Buying a foreclosed property may not save you as much money as you think. Sure, you may get a great deal upfront, but what does the home need to make it livable? What issues does the home have? You may not even know until you buy the home and take possession of it. At that point, it’s too late – the home is yours. Before you find yourself stuck in a money trap, learn the top things to do when buying a foreclosed property.
Inspect the Property
If you buy a foreclosed property at auction, this could be tough. Typically, you buy the home sight unseen. In other words, you must make an offer without seeing the home’s interior. Chances are if the home was vacant and is in foreclosure, the previous owners didn’t take care of it. In fact, chances are also pretty good that they did some damage to the home. Not finding out until after you own it could be financially detrimental.

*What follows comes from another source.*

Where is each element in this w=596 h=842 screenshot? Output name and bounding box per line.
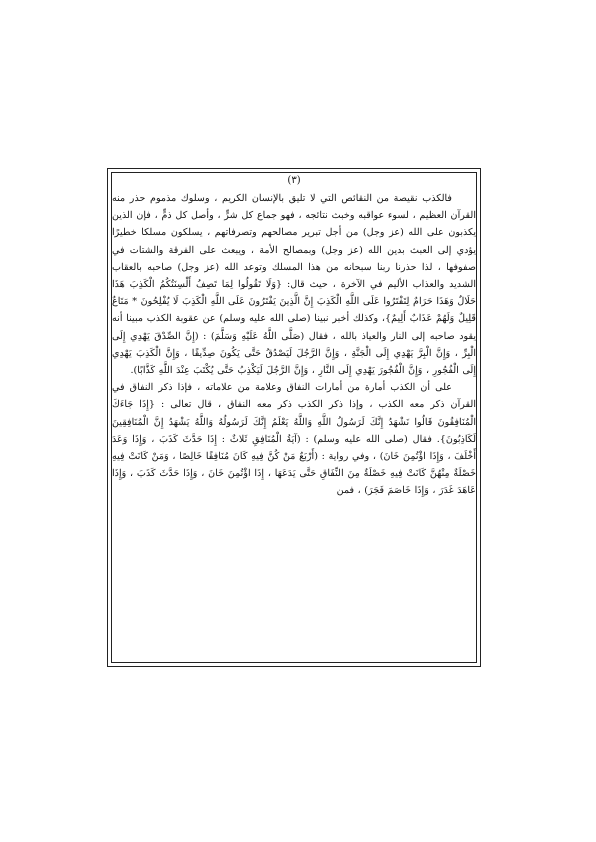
paragraph-lying-hypocrisy: على أن الكذب أمارة من أمارات النفاق وعلامة من علاماته ، فإذا ذكر النفاق في القرآن ذكر معه الكذب ، وإذا ذكر الكذب ذكر معه النفاق ، قال تعالى : {إِذَا جَاءَكَ الْمُنَافِقُونَ قَالُوا نَشْهَدُ إِنَّكَ لَرَسُولُ اللَّهِ وَاللَّهُ يَعْلَمُ إِنَّكَ لَرَسُولُهُ وَاللَّهُ يَشْهَدُ إِنَّ الْمُنَافِقِينَ لَكَاذِبُونَ}. فقال (صلى الله عليه وسلم) : (آيَةُ الْمُنَافِقِ ثَلاثٌ : إِذَا حَدَّثَ كَذَبَ ، وَإِذَا وَعَدَ أَخْلَفَ ، وَإِذَا اؤْتُمِنَ خَانَ) ، وفي رواية : (أَرْبَعٌ مَنْ كُنَّ فِيهِ كَانَ مُنَافِقًا خَالِصًا ، وَمَنْ كَانَتْ فِيهِ خَصْلَةٌ مِنْهُنَّ كَانَتْ فِيهِ خَصْلَةٌ مِنَ النِّفَاقِ حَتَّى يَدَعَهَا ، إِذَا اؤْتُمِنَ خَانَ ، وَإِذَا حَدَّثَ كَذَبَ ، وَإِذَا عَاهَدَ غَدَرَ ، وَإِذَا خَاصَمَ فَجَرَ) ، فمن <box>112 382 476 497</box>
page-content <box>112 174 476 662</box>
page-number: (٣) <box>287 175 301 186</box>
paragraph-lying-condemnation: فالكذب نقيصة من النقائص التي لا تليق بالإنسان الكريم ، وسلوك مذموم حذر منه القرآن العظيم ، لسوء عواقبه وخبث نتائجه ، فهو جماع كل شرٍّ ، وأصل كل ذمٍّ ، فإن الذين يكذبون على الله (عز وجل) من أجل تبرير مصالحهم وتصرفاتهم ، يسلكون مسلكا خطيرًا يؤدي إلى العبث بدين الله (عز وجل) وبمصالح الأمة ، ويبعث على الفرقة والشتات في صفوفها ، لذا حذرنا ربنا سبحانه من هذا المسلك وتوعد الله (عز وجل) صاحبه بالعقاب الشديد والعذاب الأليم في الآخرة ، حيث قال: {وَلَا تَقُولُوا لِمَا تَصِفُ أَلْسِنَتُكُمُ الْكَذِبَ هَذَا حَلَالٌ وَهَذَا حَرَامٌ لِتَفْتَرُوا عَلَى اللَّهِ الْكَذِبَ إِنَّ الَّذِينَ يَفْتَرُونَ عَلَى اللَّهِ الْكَذِبَ لَا يُفْلِحُونَ * مَتَاعٌ قَلِيلٌ وَلَهُمْ عَذَابٌ أَلِيمٌ}، وكذلك أخبر نبينا (صلى الله عليه وسلم) عن عقوبة الكذب مبينا أنه يقود صاحبه إلى النار والعياذ بالله ، فقال (صَلَّى اللَّهُ عَلَيْهِ وَسَلَّمَ) : (إِنَّ الصِّدْقَ يَهْدِي إِلَى الْبِرِّ ، وَإِنَّ الْبِرَّ يَهْدِي إِلَى الْجَنَّةِ ، وَإِنَّ الرَّجُلَ لَيَصْدُقُ حَتَّى يَكُونَ صِدِّيقًا ، وَإِنَّ الْكَذِبَ يَهْدِي إِلَى الْفُجُورِ ، وَإِنَّ الْفُجُورَ يَهْدِي إِلَى النَّارِ ، وَإِنَّ الرَّجُلَ لَيَكْذِبُ حَتَّى يُكْتَبَ عِنْدَ اللَّهِ كَذَّابًا). <box>112 193 476 377</box>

If you think the home will sell at the auction, pay for an inspection. That’s your only recourse to know what the home needs. If the inspection comes back showing that the home is in poor condition, you may want to reconsider your decision. Now, if the home didn’t sell at auction and is now a bank-owned property, you should be able to see the home’s interior. You can then decide if paying for an inspection ahead of time is necessary or if you can wait until after the bank accepts your bid.
Check the Home’s Title
Before you make a bid on a foreclosed property, check out the home’s title. This information is public knowledge, so it’s easy to get your hands on. In fact, some counties even publish the information online. If they don’t, you can always visit the courthouse to get the information.
It’s important to know if a home has liens on it. The liens transfer with the property. If there are any liens except the mortgage liens, they’ll become your responsibility. Rather than taking a chance, take the time to check the home’s title. If you need assistance, talk with your real estate agent or the clerks at the courthouse.
Get Estimates on the Work
If you know what the home may need, get estimates before you make a bid. Knowing what the home may cost to fix up can weigh in on your decision. If it will cost too much, you may want to reconsider your decision to buy it.
Don’t rely on quotes from one contractor, though. Shop around as each contractor will have different fees and timelines. The time the work will take should play a role too. Some contractors may seem really inexpensive, but need a much longer timeline than you’d like. These are both factors you should consider before bidding on the home, especially if you plan to live in it or flip it and sell it.
Know the Value of Homes in the Area
The foreclosed home will likely cost less than the actual value. Knowing a home’s market value will help you decide if it’s a worthy purchase. Just because you pay less than the home’s value doesn’t mean it won’t cost you more in the end.
Think about how much the home will cost to repair. Take those costs plus the purchase price into consideration. Now compare it to the average value for the area. Is it comparable? Will you come out ahead or will you invest more in the home than the average value for the area? If you end up upside down right away, it can be hard to get out of it, especially if you buy the home as an investment or to ‘flip.’
Work With a Realtor
We can’t stress this enough – work with a realtor when you want to buy a foreclosed property. If you want to buy a home that is going to auction, you have no choice – only realtors can place the bids. If you want to buy an REO (bank-owned) home, a realtor can help you through the process.
A realtor with experience in foreclosures can guide you through the process. He or she may be able to tell if a home is a good investment right off the bat. Realtors often have inspectors experienced in purchasing foreclosures too. If nothing else, a realtor can guide you through the process, making sure you do everything you need to in order to protect your investment.
Buying a foreclosure can save you money, but it can also cause a lot of unnecessary stress if you aren’t careful. Take your time and take the necessary steps to ensure the purchase is a good one. This way you can make the most of the purchase, whether it’s your primary residence or an investment.